Через столько лет Анна снова чувствовала себя здесь как дома, в этом месте, которое было для нее родным, хотя и приезжала сюда лишь ненадолго. Во многих отношениях он еще оставался городом, который она помнила и многие люди тоже были прежними: эксцентричный букет качеств, встречавшийся ей в Калифорнии – упрямые, очень независимые; тепло и приветливо они относились к тем, кто любил горы и хотел защитить их, и с холодным пренебрежением – к тем, кто приезжал использовать Тамарак, чтобы показать себя, надеясь, что его блеск падет и на них. Много городов в одном, подумала Анна, и все они существуют бок о бок, поэтому те, кто живет здесь, находят нишу для себя и чувствуют себя, как и она сама, будто дома.
– Мир на земле, – с какой-то горечью сказал Лео в то время как они с Анной смотрели на расстилавшийся под ними город. – Кто бы мог подумать, что люди борются за этот кусочек земли, а некоторые из нас уже потерпели поражение?
Анна покачала головой.
– Не могу поверить. Должен быть какой-то выход.
– Мы ни о чем не можем и думать. Они уже перешагнули через нас и проголосовали. Обиднее всего, что недели две тому назад приезжал Джош и подал неплохую мысль – мы не обольщаемся, но это было бы лучше, чем продавать компанию, – но в любом случае денег не хватит, чтобы удовлетворить Чарльза и Фреда. Боже, можешь ты себе представить, сколько денег они спустили в Чикаго? Это как пылесос, деньги всасываются и вы их больше никогда не увидите.
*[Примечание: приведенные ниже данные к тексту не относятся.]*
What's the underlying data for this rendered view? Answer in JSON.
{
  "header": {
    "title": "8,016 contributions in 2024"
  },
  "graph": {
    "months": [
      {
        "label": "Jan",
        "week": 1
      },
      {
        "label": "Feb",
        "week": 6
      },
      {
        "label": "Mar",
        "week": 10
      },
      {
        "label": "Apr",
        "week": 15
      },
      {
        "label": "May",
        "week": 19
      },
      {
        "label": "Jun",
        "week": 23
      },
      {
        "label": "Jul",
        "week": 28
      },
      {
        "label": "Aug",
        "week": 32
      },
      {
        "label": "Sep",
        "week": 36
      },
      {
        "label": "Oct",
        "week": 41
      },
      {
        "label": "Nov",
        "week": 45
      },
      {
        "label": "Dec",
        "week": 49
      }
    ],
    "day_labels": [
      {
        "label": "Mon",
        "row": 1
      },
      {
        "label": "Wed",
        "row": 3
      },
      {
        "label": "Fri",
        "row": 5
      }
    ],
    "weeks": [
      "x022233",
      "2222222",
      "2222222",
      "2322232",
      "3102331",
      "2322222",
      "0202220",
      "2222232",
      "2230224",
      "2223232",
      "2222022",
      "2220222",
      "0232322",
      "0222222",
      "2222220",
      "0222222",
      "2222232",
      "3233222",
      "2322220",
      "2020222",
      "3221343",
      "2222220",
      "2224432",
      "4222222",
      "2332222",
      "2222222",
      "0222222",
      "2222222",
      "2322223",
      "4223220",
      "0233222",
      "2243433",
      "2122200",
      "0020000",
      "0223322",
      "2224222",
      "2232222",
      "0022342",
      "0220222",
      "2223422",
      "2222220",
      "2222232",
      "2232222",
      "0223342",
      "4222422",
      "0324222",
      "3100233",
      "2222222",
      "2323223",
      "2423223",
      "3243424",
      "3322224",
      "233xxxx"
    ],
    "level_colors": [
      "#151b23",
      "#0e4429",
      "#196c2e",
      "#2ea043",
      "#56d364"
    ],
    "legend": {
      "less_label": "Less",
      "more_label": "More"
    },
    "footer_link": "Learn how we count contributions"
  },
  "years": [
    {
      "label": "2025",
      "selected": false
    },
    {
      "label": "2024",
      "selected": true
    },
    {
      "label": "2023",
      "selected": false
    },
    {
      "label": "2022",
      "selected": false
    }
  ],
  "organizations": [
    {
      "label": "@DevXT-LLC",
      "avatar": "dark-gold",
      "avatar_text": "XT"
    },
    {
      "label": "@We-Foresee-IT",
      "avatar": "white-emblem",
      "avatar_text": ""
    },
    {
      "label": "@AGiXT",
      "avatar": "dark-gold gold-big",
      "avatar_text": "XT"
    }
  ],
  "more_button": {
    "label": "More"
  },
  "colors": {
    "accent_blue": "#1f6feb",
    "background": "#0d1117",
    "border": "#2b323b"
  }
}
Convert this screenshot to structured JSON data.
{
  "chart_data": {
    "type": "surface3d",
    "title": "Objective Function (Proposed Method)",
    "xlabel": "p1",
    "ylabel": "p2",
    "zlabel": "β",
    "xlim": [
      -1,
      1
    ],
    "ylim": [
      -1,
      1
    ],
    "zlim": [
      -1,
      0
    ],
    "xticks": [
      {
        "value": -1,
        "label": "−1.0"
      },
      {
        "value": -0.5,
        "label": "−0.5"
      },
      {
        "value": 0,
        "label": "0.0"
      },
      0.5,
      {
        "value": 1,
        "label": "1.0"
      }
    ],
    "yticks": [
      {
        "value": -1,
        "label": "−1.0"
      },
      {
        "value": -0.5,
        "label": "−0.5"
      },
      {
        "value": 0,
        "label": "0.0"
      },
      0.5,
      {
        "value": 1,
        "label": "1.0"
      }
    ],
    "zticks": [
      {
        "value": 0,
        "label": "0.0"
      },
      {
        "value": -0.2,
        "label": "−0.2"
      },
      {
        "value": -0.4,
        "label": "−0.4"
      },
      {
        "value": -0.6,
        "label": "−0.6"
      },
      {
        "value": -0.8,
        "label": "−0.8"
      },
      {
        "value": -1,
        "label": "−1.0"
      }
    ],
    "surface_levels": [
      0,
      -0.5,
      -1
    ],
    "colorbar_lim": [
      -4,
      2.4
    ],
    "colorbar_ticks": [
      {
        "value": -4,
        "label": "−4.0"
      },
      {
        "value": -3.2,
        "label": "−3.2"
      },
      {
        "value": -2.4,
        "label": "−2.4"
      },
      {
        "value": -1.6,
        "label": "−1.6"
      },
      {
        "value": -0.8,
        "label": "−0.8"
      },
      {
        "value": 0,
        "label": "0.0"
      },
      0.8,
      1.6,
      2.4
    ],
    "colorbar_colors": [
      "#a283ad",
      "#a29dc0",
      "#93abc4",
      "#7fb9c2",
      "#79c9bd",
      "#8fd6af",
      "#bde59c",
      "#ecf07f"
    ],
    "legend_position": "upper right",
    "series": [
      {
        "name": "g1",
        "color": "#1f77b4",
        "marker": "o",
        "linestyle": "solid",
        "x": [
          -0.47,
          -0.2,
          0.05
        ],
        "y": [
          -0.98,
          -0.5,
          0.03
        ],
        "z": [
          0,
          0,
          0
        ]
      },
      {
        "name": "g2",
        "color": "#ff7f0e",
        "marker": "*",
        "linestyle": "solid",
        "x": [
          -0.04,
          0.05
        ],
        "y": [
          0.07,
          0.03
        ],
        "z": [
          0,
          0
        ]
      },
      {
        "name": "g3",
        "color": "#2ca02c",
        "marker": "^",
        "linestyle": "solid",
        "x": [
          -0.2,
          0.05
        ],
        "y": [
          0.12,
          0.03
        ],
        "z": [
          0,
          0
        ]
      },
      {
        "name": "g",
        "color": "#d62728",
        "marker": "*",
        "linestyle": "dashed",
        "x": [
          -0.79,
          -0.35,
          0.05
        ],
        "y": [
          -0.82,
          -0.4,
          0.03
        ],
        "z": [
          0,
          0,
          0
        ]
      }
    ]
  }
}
– Что за идея у Джоша? – спросила Анна.
– Продать часть «Тамарак Компани». Когда он был в Египте в последний раз, то поговорил с частными инвесторами и официальными лицами в правительстве, и оказалось, что правительство не хочет делить свои раскопки ни с кем больше в Египте. Мне кажется, это будет самое значительное событие в Египте со времен открытия гробницы Тутанхамона, и они хотят получить налоги за право разработки, за фильмы и все остальное. Так что частные инвесторы стали искать что-нибудь еще, и Джош посоветовал Тамарак. Я не мог в это поверить, когда он сказал мне, что надо египтянам на американском лыжном курорте? Но, черт побери, японцы, голландцы и англичане приобретают землю в этом краю, куда ни глянь, так почему бы египтянам не купить. Я был поражен, что Джош подумал об этом, ведь он там был, пытаясь вытянуть деньги для этих раскопок, а это самое важное в его жизни, но он нашел время подумать о нас.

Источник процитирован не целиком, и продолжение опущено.